Usai tertabrak, Pasutri itu pun langsung terjatuh.

Namun Fatkhiyah mengalami nasib tragis dan kehilangan nyawa usai terlindas truk tersebut.

"Suaminya selamat, tetapi truk yang menabrak itu langsung kabur ke arah barat," tuturnya.

Heru menerangkan, pihaknya masih melakukan penyelidikan terhadap truk yang melarikan diri usai menabrak pemotor tersebut hingga meninggal.

"Kami sudah memeriksa CCTV sekitar, yang menabrak ternyata truk. Truk melarikan diri setelah menabrak," tandasnya. 

Kecelakaan Beruntun

Heru menjelaskan, di dekat lokasi itu tepatnya Pantura Kendal arah Semarang, sebelumnya juga terjadi kecelakaan 3 truk. 

Kecelakaan disebabkan karena seorang pengayuh becak yang melakukan aksi manuver membahayakan, ketika melintas di jalan Pantura Bugangin Kabupaten Kendal, Jumat (7/10/2026) siang. 

Dia nekat putar balik ke arah barat di tikungan dekat markas Kodim 0715/ Kendal. Padahal lokasi itu dilarang putar balik maupun melawan arus.

Alhasil, aksi itu menimbulkan kecelakaan yang melibatkan 3 kendaraan yakni, Truk Fuso bernomor polisi B-9198-GYU, Truk Engkel Box bernomor polisi H-9826-HQ, serta truk Hino Tronton Box dengan nomor polisi B-9540-FEV.

"Jadi ada bapak-bapak naik becak itu putar balik di situ. Padahal di situ dilarang untuk putar balik," kata Kanit Gakkum Satlantas Polres Kendal, Ipda M Heru Ardiantoro saat dihubungi.
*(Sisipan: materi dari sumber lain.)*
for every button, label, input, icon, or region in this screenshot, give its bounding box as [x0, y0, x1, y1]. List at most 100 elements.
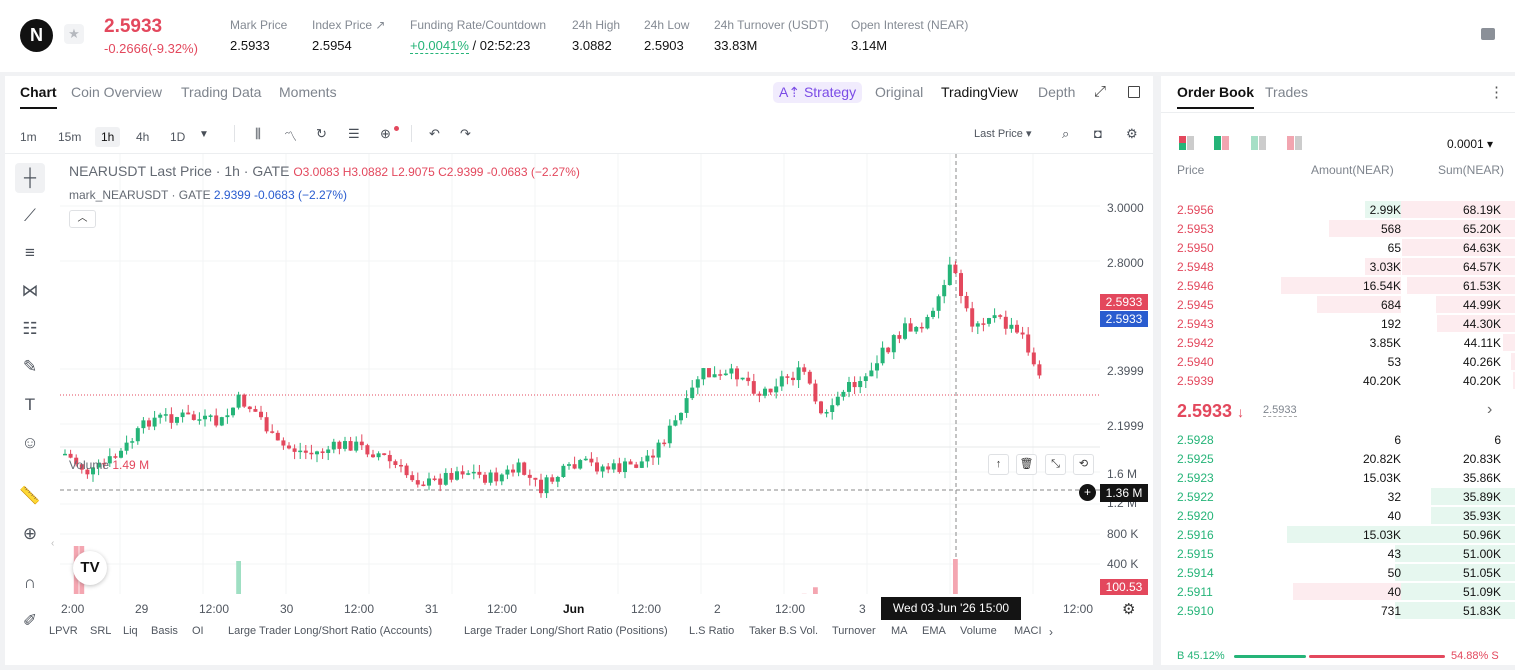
crosshair-tool-icon[interactable]: ┼: [15, 163, 45, 193]
tab-coin-overview[interactable]: Coin Overview: [71, 84, 163, 100]
bid-row[interactable]: 2.5925 20.82K 20.83K: [1161, 449, 1515, 468]
indicators-icon[interactable]: 〽: [284, 129, 298, 144]
ask-row[interactable]: 2.5939 40.20K 40.20K: [1161, 371, 1515, 390]
interval-1m[interactable]: 1m: [20, 130, 37, 144]
indicator-ls-positions[interactable]: Large Trader Long/Short Ratio (Positions…: [464, 625, 668, 637]
ask-row[interactable]: 2.5942 3.85K 44.11K: [1161, 333, 1515, 352]
maximize-pane-icon[interactable]: ⟲: [1073, 454, 1094, 475]
bid-row[interactable]: 2.5923 15.03K 35.86K: [1161, 468, 1515, 487]
undo-icon[interactable]: ↶: [429, 126, 440, 141]
book-icon[interactable]: [1481, 28, 1495, 40]
zoom-tool-icon[interactable]: ⊕: [22, 524, 38, 543]
interval-1d[interactable]: 1D: [170, 130, 186, 144]
tick-size-select[interactable]: 0.0001 ▾: [1447, 137, 1494, 151]
bid-row[interactable]: 2.5928 6 6: [1161, 430, 1515, 449]
candlestick-chart[interactable]: [60, 154, 1100, 594]
indicator-liq[interactable]: Liq: [123, 625, 138, 637]
trend-line-tool-icon[interactable]: ⟋: [24, 206, 36, 225]
ask-row[interactable]: 2.5940 53 40.26K: [1161, 352, 1515, 371]
ask-row[interactable]: 2.5950 65 64.63K: [1161, 238, 1515, 257]
pattern-tool-icon[interactable]: ⋈: [21, 281, 39, 300]
ask-row[interactable]: 2.5943 192 44.30K: [1161, 314, 1515, 333]
bid-row[interactable]: 2.5914 50 51.05K: [1161, 563, 1515, 582]
mode-both-alt-icon[interactable]: [1214, 136, 1230, 150]
order-sum: 51.05K: [1462, 566, 1501, 580]
ask-row[interactable]: 2.5953 568 65.20K: [1161, 219, 1515, 238]
bid-row[interactable]: 2.5922 32 35.89K: [1161, 487, 1515, 506]
tradingview-logo[interactable]: TV: [73, 551, 107, 585]
pencil-lock-icon[interactable]: ✐: [22, 611, 38, 630]
interval-dropdown-icon[interactable]: ▼: [199, 129, 209, 140]
tab-order-book[interactable]: Order Book: [1177, 84, 1255, 109]
redo-icon[interactable]: ↷: [460, 126, 471, 141]
collapse-toolbar-icon[interactable]: ‹: [51, 538, 55, 549]
view-tradingview[interactable]: TradingView: [941, 84, 1019, 100]
tab-moments[interactable]: Moments: [279, 84, 337, 100]
indicator-oi[interactable]: OI: [192, 625, 204, 637]
indicator-taker-vol[interactable]: Taker B.S Vol.: [749, 625, 819, 637]
view-depth[interactable]: Depth: [1038, 84, 1076, 100]
bid-row[interactable]: 2.5911 40 51.09K: [1161, 582, 1515, 601]
tab-chart[interactable]: Chart: [20, 84, 57, 109]
interval-15m[interactable]: 15m: [58, 130, 82, 144]
fib-tool-icon[interactable]: ☷: [22, 319, 38, 338]
indicator-srl[interactable]: SRL: [90, 625, 112, 637]
price-source-select[interactable]: Last Price ▾: [974, 128, 1032, 140]
legend-collapse-button[interactable]: ︿: [69, 210, 96, 228]
text-tool-icon[interactable]: T: [24, 395, 36, 414]
mode-bids-icon[interactable]: [1251, 136, 1267, 150]
mode-both-icon[interactable]: [1179, 136, 1195, 150]
candle-body: [992, 315, 997, 319]
move-pane-up-icon[interactable]: ↑: [988, 454, 1009, 475]
bid-row[interactable]: 2.5916 15.03K 50.96K: [1161, 525, 1515, 544]
stat-index-price[interactable]: Index Price ↗ 2.5954: [312, 18, 385, 53]
ask-row[interactable]: 2.5946 16.54K 61.53K: [1161, 276, 1515, 295]
indicator-turnover[interactable]: Turnover: [832, 625, 876, 637]
ask-row[interactable]: 2.5956 2.99K 68.19K: [1161, 200, 1515, 219]
magnet-tool-icon[interactable]: ∩: [23, 573, 37, 592]
indicator-lpvr[interactable]: LPVR: [49, 625, 78, 637]
ask-row[interactable]: 2.5945 684 44.99K: [1161, 295, 1515, 314]
ruler-tool-icon[interactable]: 📏: [19, 486, 41, 505]
time-axis-tick: 31: [425, 602, 439, 616]
parallel-lines-tool-icon[interactable]: ≡: [25, 243, 35, 262]
emoji-tool-icon[interactable]: ☺: [21, 433, 39, 452]
indicator-macd[interactable]: MACI: [1014, 625, 1042, 637]
add-alert-icon[interactable]: ⊕: [380, 126, 391, 141]
replay-icon[interactable]: ↻: [316, 126, 327, 141]
expand-icon[interactable]: ⤢: [1094, 83, 1107, 100]
indicators-next-icon[interactable]: ›: [1049, 625, 1053, 639]
brush-tool-icon[interactable]: ✎: [22, 357, 38, 376]
add-horizontal-line-icon[interactable]: +: [1079, 484, 1096, 501]
camera-icon[interactable]: ◘: [1094, 126, 1102, 141]
tab-trades[interactable]: Trades: [1265, 84, 1309, 100]
collapse-pane-icon[interactable]: ⤡: [1045, 454, 1066, 475]
funding-rate-value[interactable]: +0.0041%: [410, 38, 469, 54]
template-icon[interactable]: ☰: [348, 126, 360, 141]
ask-row[interactable]: 2.5948 3.03K 64.57K: [1161, 257, 1515, 276]
indicator-volume[interactable]: Volume: [960, 625, 997, 637]
bid-row[interactable]: 2.5920 40 35.93K: [1161, 506, 1515, 525]
favorite-star-icon[interactable]: ★: [64, 24, 84, 44]
indicator-basis[interactable]: Basis: [151, 625, 178, 637]
tab-trading-data[interactable]: Trading Data: [181, 84, 262, 100]
mode-asks-icon[interactable]: [1287, 136, 1303, 150]
settings-gear-icon[interactable]: ⚙: [1126, 126, 1138, 141]
bid-row[interactable]: 2.5910 731 51.83K: [1161, 601, 1515, 620]
window-icon[interactable]: [1128, 86, 1140, 98]
axis-settings-icon[interactable]: ⚙: [1122, 601, 1136, 618]
view-original[interactable]: Original: [875, 84, 924, 100]
candle-type-icon[interactable]: ⫼: [255, 126, 261, 141]
indicator-ma[interactable]: MA: [891, 625, 908, 637]
search-icon[interactable]: ⌕: [1062, 126, 1070, 141]
indicator-ema[interactable]: EMA: [922, 625, 946, 637]
delete-pane-icon[interactable]: 🗑: [1016, 454, 1037, 475]
strategy-button[interactable]: A⇡ Strategy: [773, 82, 863, 103]
bid-row[interactable]: 2.5915 43 51.00K: [1161, 544, 1515, 563]
interval-1h[interactable]: 1h: [95, 127, 121, 147]
interval-4h[interactable]: 4h: [136, 130, 150, 144]
indicator-ls-ratio[interactable]: L.S Ratio: [689, 625, 735, 637]
chevron-right-icon[interactable]: ›: [1487, 401, 1493, 418]
more-options-icon[interactable]: ⋮: [1489, 84, 1504, 101]
indicator-ls-accounts[interactable]: Large Trader Long/Short Ratio (Accounts): [228, 625, 433, 637]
Heru menerangkan, bapak pengayuh becak itu diduga merupakan warga Bugangin yang dalam kesehariannya mencari nafkah menggunakan becak. 

"Sepertinya warga lokal situ, masih kami periksa," tuturnya.

Lebih lanjut, Heru menjelaskan tak ada korban jiwa dalam kecelakaan itu. Namun Truk Engkel Box yang dikemudikan Mochamad Safi'i, warga Kelurahan Bambankerep RT 003 RW 005 Kecamatan Ngaliyan Kota Semarang itu mengalami ringsek parah pada bagian depan.

"Yang rusak cukup parah truk nomer dua, itu nabrak truk tronton di depannya karena terdorong truk yang di belakangnya," sambungnya.

Adapun kronologi kecelakaan, menurut Heru terjadi ketika sopir truk Hino bernama Indra Irvana (26), warga Desa Petarukan RT 007 RW 013 Kecamatan Petarukan Kabupaten Pemalang itu melaju dari arah barat menuju timur. 

Setiba di Pantura Bugangin dekat tikungan, ada seorang pengayuh becak yang tiba-tiba berpindah ke lajur kanan dan hendak putar balik.

Sontak, Indra yang sempat kaget langsung mengurangi kecepatan kendaraan dan melakukan pengereman.

"Truk melaju dari arah barat mau arah ke Semarang, sopir kaget tiba-tiba ada pengayuh becak yang pindah lajur itu tadi," ungkapnya.

Namun tak berselang lama, Indra dikagetkan lagi tatkala ada dua kendaraan di belakangnya, yakni Truk Engkel Box dan Truk Tronton Fuso yang menabrak kendaraanya. 

Atas kejadian itu, kerugian dari kerusakan ketiga truk ditaksir mencapai Rp 3 juta.

"Engkel Box nabrak Truk Hino karena ditabrak dari belakang oleh truk Fuso yang dikemudikan Nanang Haryono, warga Desa Pakis RT 001 RW 003 Kecamatan Sawahan Kota Surabaya Jawa Timur," paparnya.

Baca juga: BREAKING NEWS Truk Tabrak Lari Pasutri di Pantura Kendal, 1 Pembonceng Tewas

Heru pun meminta pengguna jalan tak melakukan aksi putar balik di jalur tikungan tersebut karena bisa membahayakan pengguna jalan yang lain. 

Hingga kini, polisi masih melakukan pemeriksaan lebih lanjut atas kecelakaan ini.

"Minta tolong kesadarannya jangan putar balik di situ, di lokasi itu dilarang putar balik," tandasnya. (ags) 

 

 

© Copyright @2026 LIDEA. All Rights Reserved.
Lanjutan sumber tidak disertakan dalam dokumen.